Like homosexuality, a person’s disability has been seen as a deviation from what is considered normal. Discrimination due to one’s disability occurs when a competent person with a disability (i.e., physical or mental impairment that limits the execution of certain activities) is denied the same opportunities as those who do not have disabilities. Historically, individuals with disabilities were institutionalized and separated from people who were considered “normal.” Ability-based discrimination can be traced back to the eugenics movement and to the idea of natural selection. Supporters of the movement feared that human civilization would be bound to failure if the “inferior” classes multiplied to produce more “defective” children. People with visible disabilities, in particular, face the stigma of being seen as different. They have also experienced hate crimes, which have been associated with post-traumatic stress, depression, anxiety, and anger. People with disabilities make up the largest minority group in the United States. They have a very high unemployment rate, which many argue is the result of the failure of the larger society to accommodate people of different abilities. For instance, many establishments do not offer Braille for individuals with visual impairment or an interpreter for those who are deaf or hard of hearing.

Since the United Nations broadened the definition of disability to include mental illness, many have referred to mental illness as a form of disability. Supporters of the eugenics movement were not only concerned with people with physical disabilities; they were also worried about people with mental illness, regarding the mentally ill as “feebleminded.” Today, many people with mental illness are still stigmatized and seen as abnormal. Despite efforts to educate people about the etiology of mental illness, many still attribute mental illness to physical or moral weakness, resulting in a number of individuals with mental illness suffering humiliation for their conditions. In some cultures (e.g., South Asians) that value close-knit relationships with community members, mental illness brings shame to the family because it carries a stigma. Accordingly, they may delay seeking treatment because they fear degradation and the stigma that comes with the illness.

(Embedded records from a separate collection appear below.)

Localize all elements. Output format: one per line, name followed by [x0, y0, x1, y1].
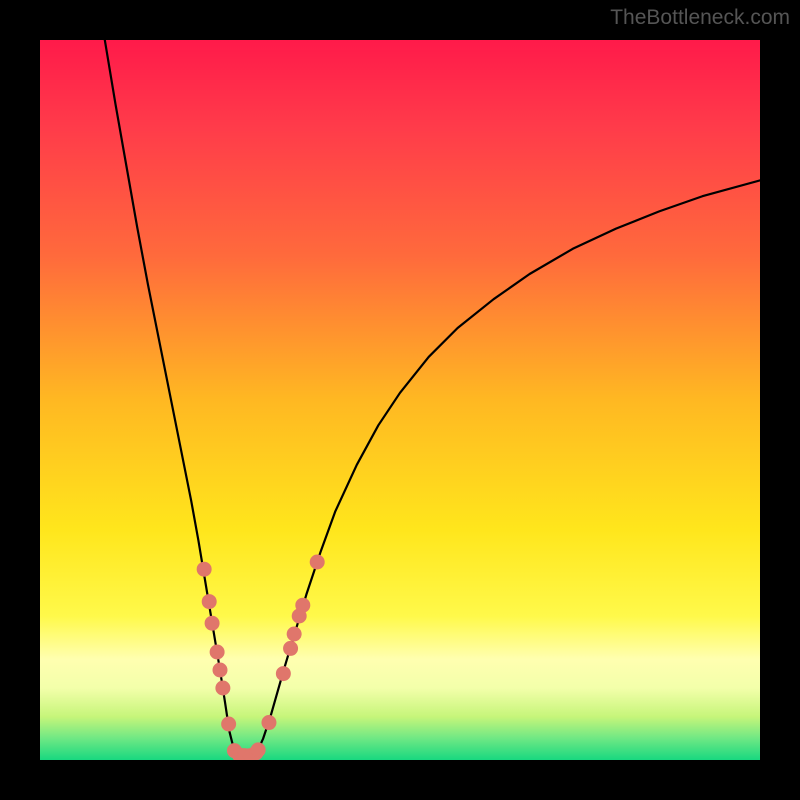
- chart-container: TheBottleneck.com: [0, 0, 800, 800]
- data-marker: [202, 595, 216, 609]
- watermark-text: TheBottleneck.com: [610, 6, 790, 30]
- data-marker: [222, 717, 236, 731]
- data-marker: [276, 667, 290, 681]
- chart-svg: [40, 40, 760, 760]
- data-marker: [251, 743, 265, 757]
- data-marker: [205, 616, 219, 630]
- data-marker: [310, 555, 324, 569]
- data-marker: [213, 663, 227, 677]
- data-marker: [210, 645, 224, 659]
- data-marker: [216, 681, 230, 695]
- data-marker: [296, 598, 310, 612]
- data-marker: [262, 716, 276, 730]
- plot-area: [40, 40, 760, 760]
- data-marker: [287, 627, 301, 641]
- data-marker: [197, 562, 211, 576]
- data-marker: [284, 641, 298, 655]
- chart-background: [40, 40, 760, 760]
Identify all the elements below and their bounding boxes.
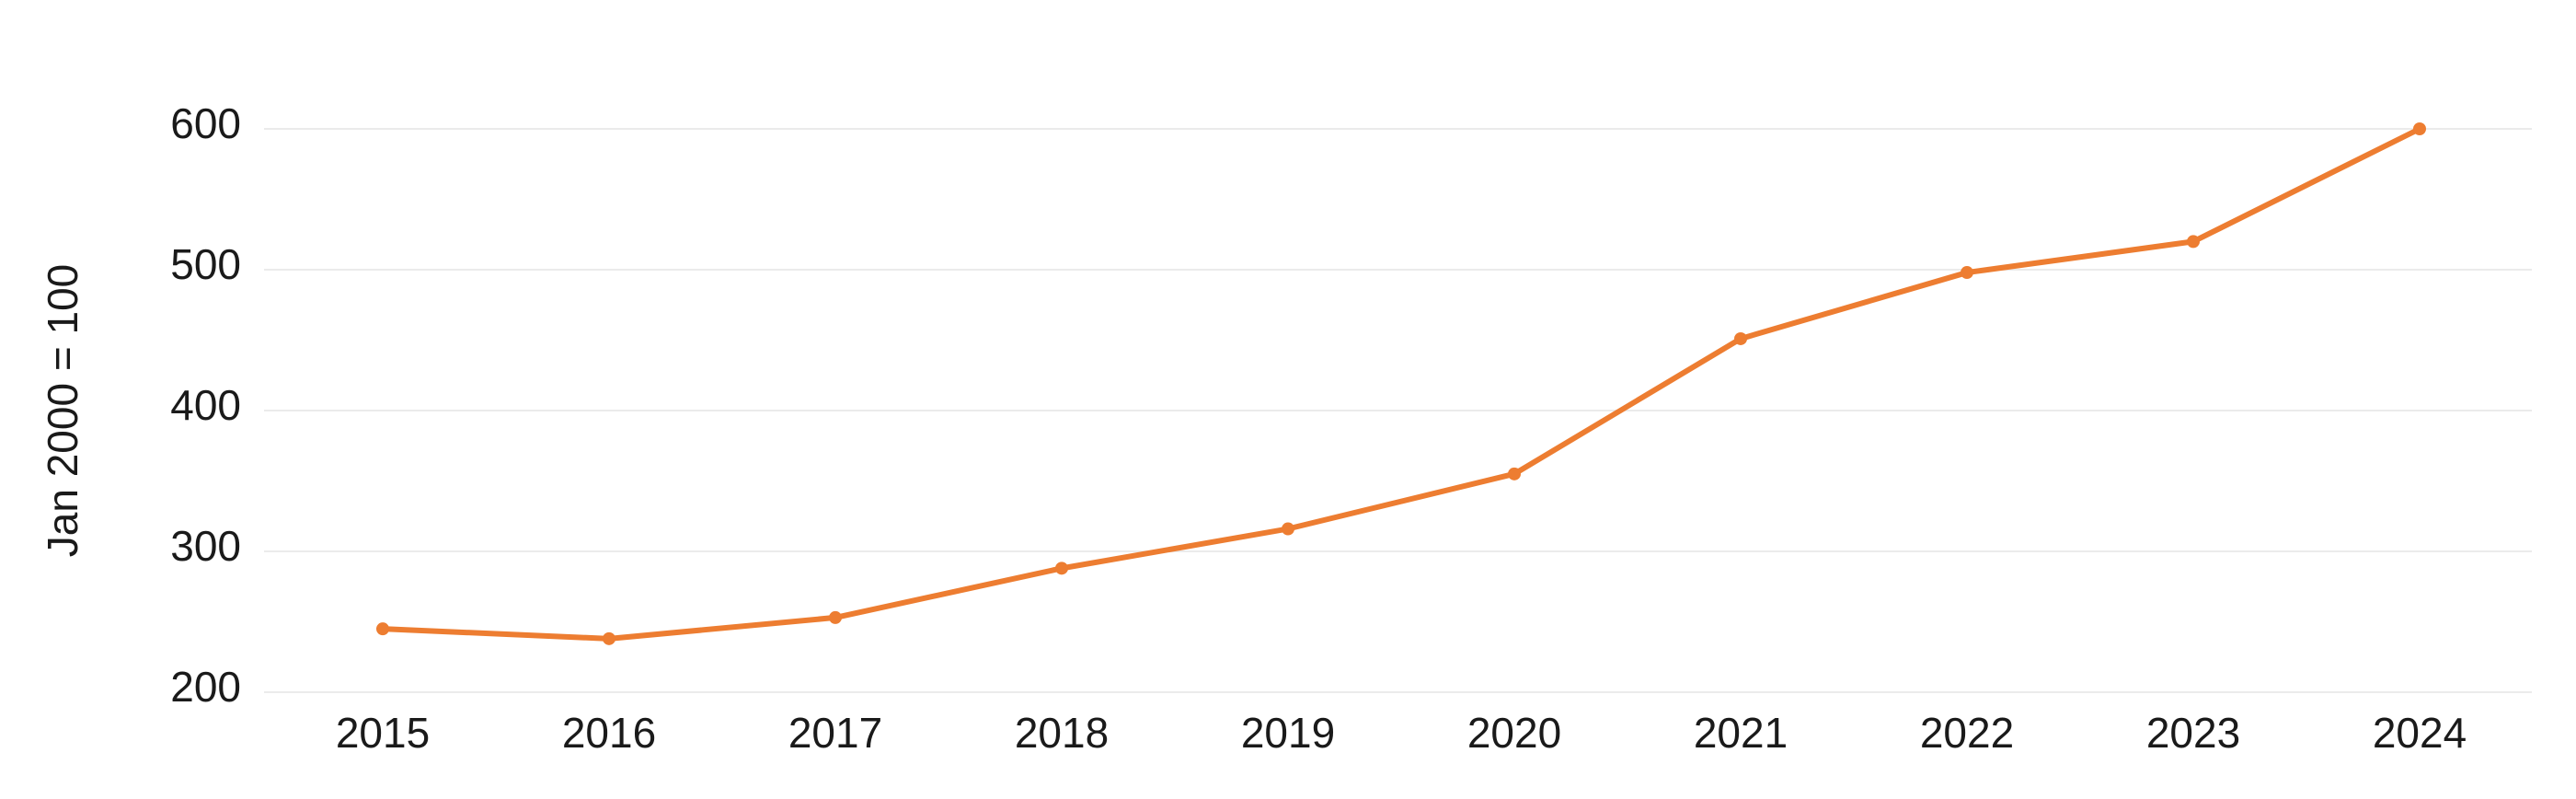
- point: [2187, 235, 2200, 249]
- y-tick-label: 500: [170, 240, 241, 288]
- x-tick-label: 2017: [788, 709, 882, 757]
- x-tick-label: 2024: [2373, 709, 2467, 757]
- point: [1508, 467, 1521, 481]
- y-tick-label: 600: [170, 99, 241, 147]
- y-tick-label: 400: [170, 381, 241, 429]
- point: [1734, 331, 1747, 345]
- point: [603, 631, 615, 645]
- x-tick-label: 2019: [1241, 709, 1335, 757]
- point: [2413, 122, 2426, 135]
- x-tick-label: 2023: [2146, 709, 2240, 757]
- y-tick-label: 200: [170, 663, 241, 711]
- point: [1055, 562, 1068, 575]
- point: [829, 610, 842, 624]
- x-tick-label: 2018: [1015, 709, 1109, 757]
- x-tick-label: 2021: [1694, 709, 1788, 757]
- point: [1961, 266, 1973, 280]
- x-tick-label: 2020: [1467, 709, 1561, 757]
- y-axis-label: Jan 2000 = 100: [39, 264, 86, 557]
- line: [382, 126, 2421, 642]
- x-tick-label: 2022: [1920, 709, 2014, 757]
- point: [1282, 522, 1294, 536]
- x-tick-label: 2016: [562, 709, 656, 757]
- x-tick-label: 2015: [336, 709, 430, 757]
- y-tick-label: 300: [170, 522, 241, 570]
- point: [376, 622, 389, 636]
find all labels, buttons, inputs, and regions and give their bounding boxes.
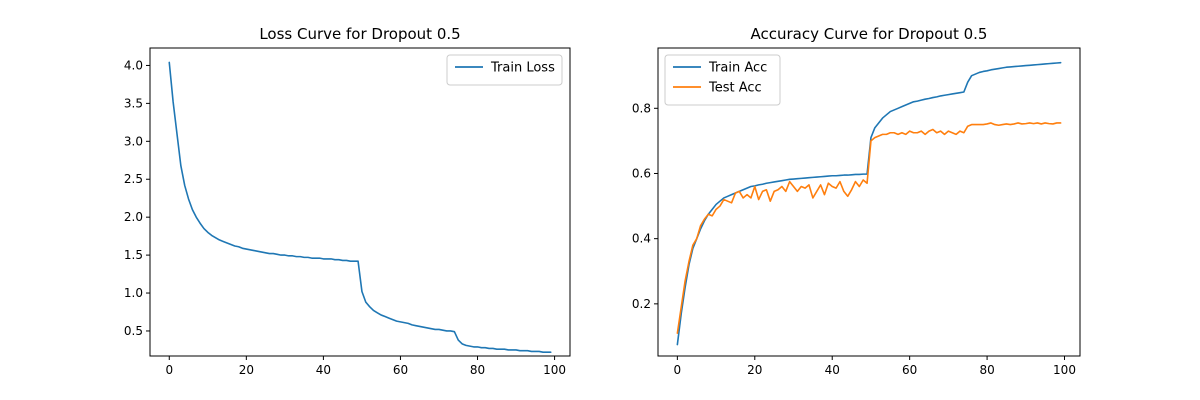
acc-plot-frame [657,47,1081,357]
acc-y-tick-label: 0.2 [632,297,651,311]
acc-x-tick-label: 80 [979,363,994,377]
acc-legend-label: Train Acc [708,61,767,76]
loss-y-tick-label: 3.0 [124,134,143,148]
acc-y-tick-label: 0.6 [632,166,651,180]
loss-y-tick-label: 1.0 [124,286,143,300]
acc-x-tick-label: 20 [747,363,762,377]
acc-y-tick-label: 0.8 [632,101,651,115]
loss-y-tick-label: 1.5 [124,248,143,262]
loss-y-tick-label: 3.5 [124,96,143,110]
loss-y-tick-label: 4.0 [124,58,143,72]
acc-x-tick-label: 100 [1053,363,1076,377]
loss-x-tick-label: 0 [165,363,173,377]
acc-series-test-acc [676,122,1062,334]
loss-y-tick-label: 2.0 [124,210,143,224]
loss-x-tick-label: 20 [239,363,254,377]
loss-plot-frame [149,47,571,357]
loss-y-tick-label: 0.5 [124,324,143,338]
acc-x-tick-label: 0 [674,363,682,377]
loss-legend-label: Train Loss [490,61,555,76]
loss-x-tick-label: 80 [470,363,485,377]
acc-x-tick-label: 60 [902,363,917,377]
acc-y-tick-label: 0.4 [632,232,651,246]
loss-x-tick-label: 100 [543,363,566,377]
acc-legend: Train Acc Test Acc [664,54,781,106]
loss-x-tick-label: 40 [316,363,331,377]
loss-series-train-loss [168,61,552,354]
loss-y-tick-label: 2.5 [124,172,143,186]
acc-legend-label: Test Acc [708,81,762,96]
loss-chart-title: Loss Curve for Dropout 0.5 [259,25,460,43]
loss-legend: Train Loss [446,54,563,86]
loss-chart: Loss Curve for Dropout 0.5 0 20 40 60 80 100 0.… [124,25,571,377]
accuracy-chart: Accuracy Curve for Dropout 0.5 0 20 40 60 80 1… [632,25,1081,377]
acc-x-tick-label: 40 [825,363,840,377]
acc-chart-title: Accuracy Curve for Dropout 0.5 [751,25,988,43]
loss-legend-box [446,54,563,86]
loss-x-tick-label: 60 [393,363,408,377]
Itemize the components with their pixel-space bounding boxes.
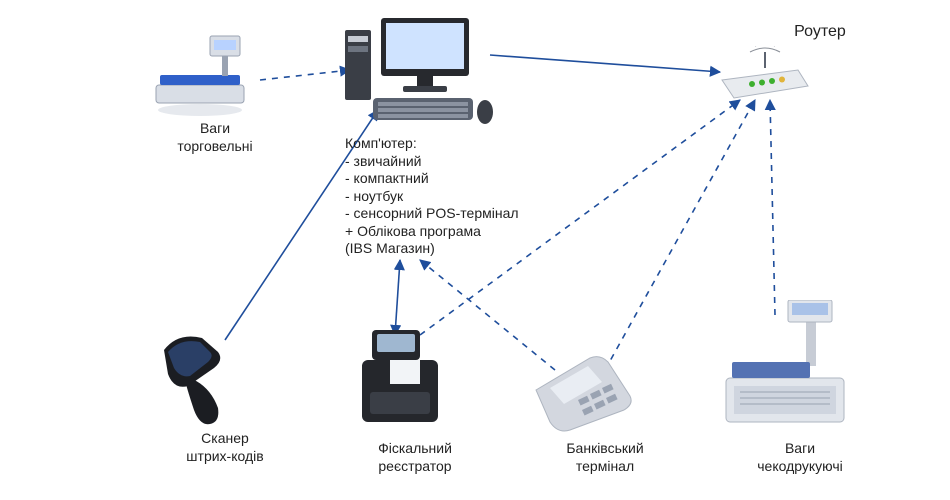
edge-pc-router xyxy=(490,55,720,72)
fiscal-label: Фіскальний реєстратор xyxy=(325,440,505,475)
router-icon xyxy=(720,46,810,106)
printscale-label: Ваги чекодрукуючі xyxy=(710,440,890,475)
scale-icon xyxy=(150,30,250,120)
pc-label: Комп'ютер: - звичайний - компактний - но… xyxy=(345,135,565,258)
fiscal-icon xyxy=(350,320,450,435)
diagram-canvas: Ваги торговельні Комп'ютер: - звичайний … xyxy=(0,0,950,500)
bankterm-label: Банківський термінал xyxy=(515,440,695,475)
edge-scale-pc xyxy=(260,70,350,80)
print-scale-icon xyxy=(720,300,850,435)
bank-terminal-icon xyxy=(530,350,640,435)
scanner-icon xyxy=(160,330,250,430)
router-label: Роутер xyxy=(730,22,910,42)
scanner-label: Сканер штрих-кодів xyxy=(135,430,315,465)
computer-icon xyxy=(345,10,495,130)
edge-printscale-router xyxy=(770,100,775,315)
scale-label: Ваги торговельні xyxy=(125,120,305,155)
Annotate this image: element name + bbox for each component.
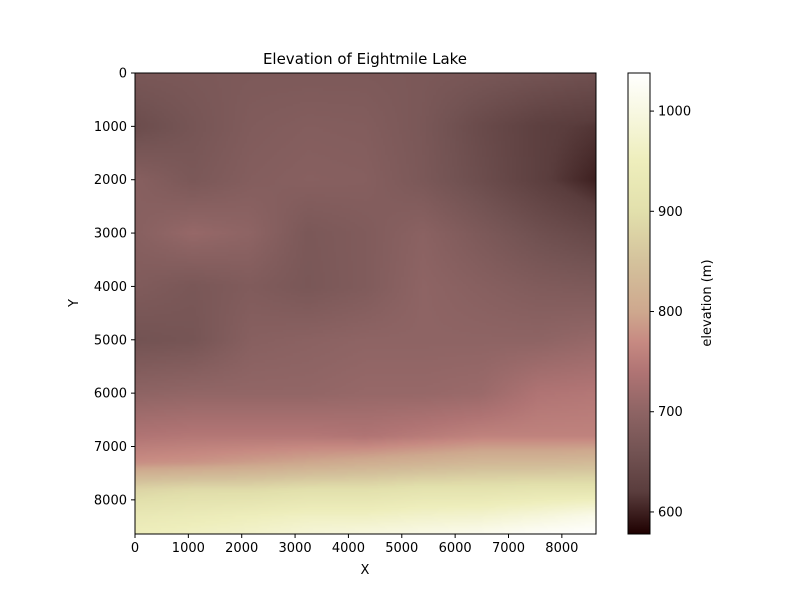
y-axis-label: Y xyxy=(67,299,82,308)
chart-title: Elevation of Eightmile Lake xyxy=(263,50,467,68)
colorbar-tick-label: 900 xyxy=(658,205,683,220)
colorbar-gradient xyxy=(627,72,651,535)
x-tick-label: 3000 xyxy=(279,541,312,556)
x-tick-label: 0 xyxy=(131,541,139,556)
y-tick-label: 8000 xyxy=(94,493,127,508)
y-tick-label: 7000 xyxy=(94,440,127,455)
y-tick-label: 1000 xyxy=(94,120,127,135)
y-tick-label: 3000 xyxy=(94,227,127,242)
y-tick-label: 4000 xyxy=(94,280,127,295)
x-axis: 0 1000 2000 3000 4000 5000 6000 7000 8000 xyxy=(131,534,578,556)
y-tick-label: 0 xyxy=(119,67,127,82)
x-tick-label: 6000 xyxy=(439,541,472,556)
x-tick-label: 2000 xyxy=(225,541,258,556)
colorbar-label: elevation (m) xyxy=(700,259,715,346)
x-tick-label: 4000 xyxy=(332,541,365,556)
colorbar: 600 700 800 900 1000 elevation (m) xyxy=(627,72,715,535)
x-tick-label: 5000 xyxy=(385,541,418,556)
y-tick-label: 5000 xyxy=(94,333,127,348)
colorbar-tick-label: 800 xyxy=(658,305,683,320)
x-tick-label: 1000 xyxy=(172,541,205,556)
colorbar-ticks: 600 700 800 900 1000 xyxy=(650,105,691,520)
heatmap-area xyxy=(134,72,597,535)
y-axis: 0 1000 2000 3000 4000 5000 6000 7000 8000 xyxy=(94,67,135,508)
x-tick-label: 7000 xyxy=(492,541,525,556)
colorbar-tick-label: 700 xyxy=(658,405,683,420)
colorbar-tick-label: 1000 xyxy=(658,105,691,120)
plot-frame xyxy=(134,72,597,535)
y-tick-label: 2000 xyxy=(94,173,127,188)
y-tick-label: 6000 xyxy=(94,387,127,402)
x-axis-label: X xyxy=(361,563,370,578)
x-tick-label: 8000 xyxy=(545,541,578,556)
colorbar-tick-label: 600 xyxy=(658,505,683,520)
elevation-heatmap xyxy=(135,73,596,534)
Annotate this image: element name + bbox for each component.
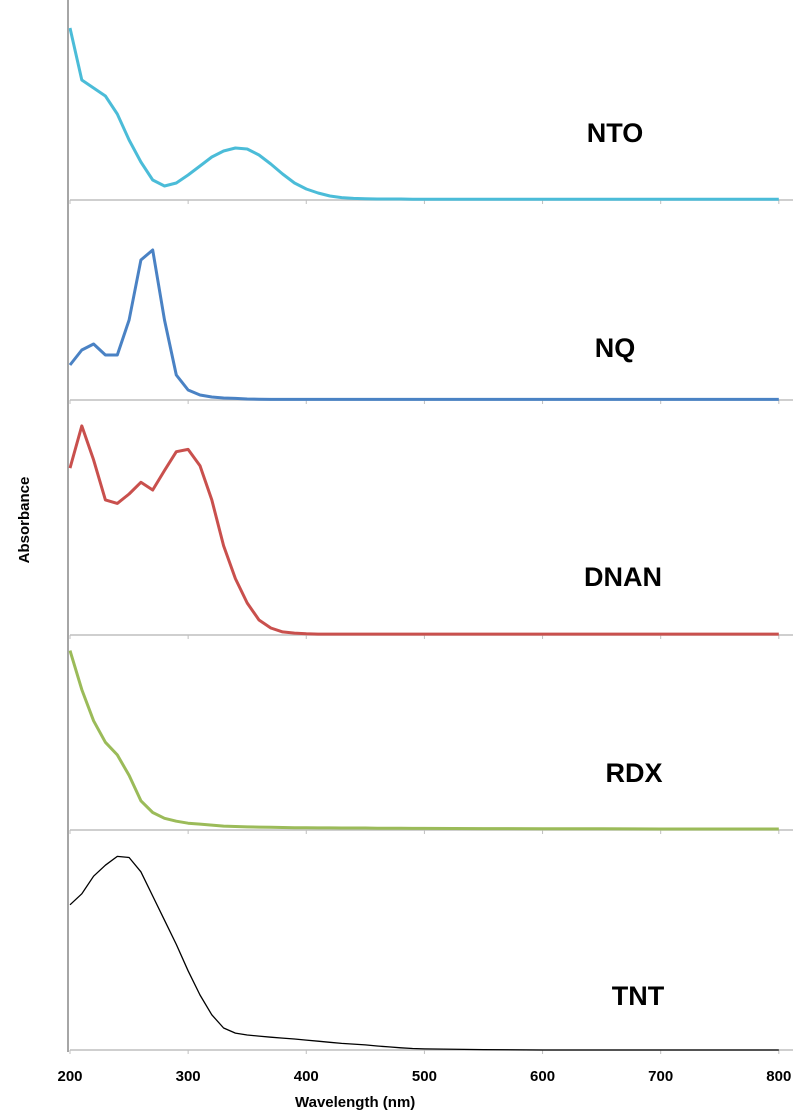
series-label: NQ xyxy=(595,333,636,363)
spectrum-line xyxy=(68,424,779,636)
spectrum-line xyxy=(68,650,779,831)
series-label: TNT xyxy=(612,981,665,1011)
spectrum-line xyxy=(68,27,779,201)
x-tick-label: 500 xyxy=(412,1068,437,1085)
x-tick-label: 800 xyxy=(766,1068,791,1085)
series-label: RDX xyxy=(605,758,662,788)
x-tick-label: 400 xyxy=(294,1068,319,1085)
x-tick-label: 200 xyxy=(57,1068,82,1085)
spectrum-line xyxy=(69,855,779,1051)
x-tick-label: 700 xyxy=(648,1068,673,1085)
spectrum-line xyxy=(68,248,779,401)
series-label: NTO xyxy=(587,118,644,148)
x-tick-label: 600 xyxy=(530,1068,555,1085)
series-label: DNAN xyxy=(584,562,662,592)
y-axis-label: Absorbance xyxy=(16,477,33,564)
x-axis-label: Wavelength (nm) xyxy=(295,1094,415,1111)
x-tick-label: 300 xyxy=(176,1068,201,1085)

Other Types of Discrimination

Discrimination has many types. Certain types may be more controversial than others, depending on the current state of affairs. Moreover, some people may be more likely than others to fall victim to discrimination because they belong to more than one discriminated group. Gay Black men, for example, may be more likely to suffer from hate crimes than heterosexual Black men or gay White men. Understanding how the interactions between the different types of discrimination affect both the risk for becoming a victim of discrimination and the possibility of subsequent mental health problems is an important issue to consider.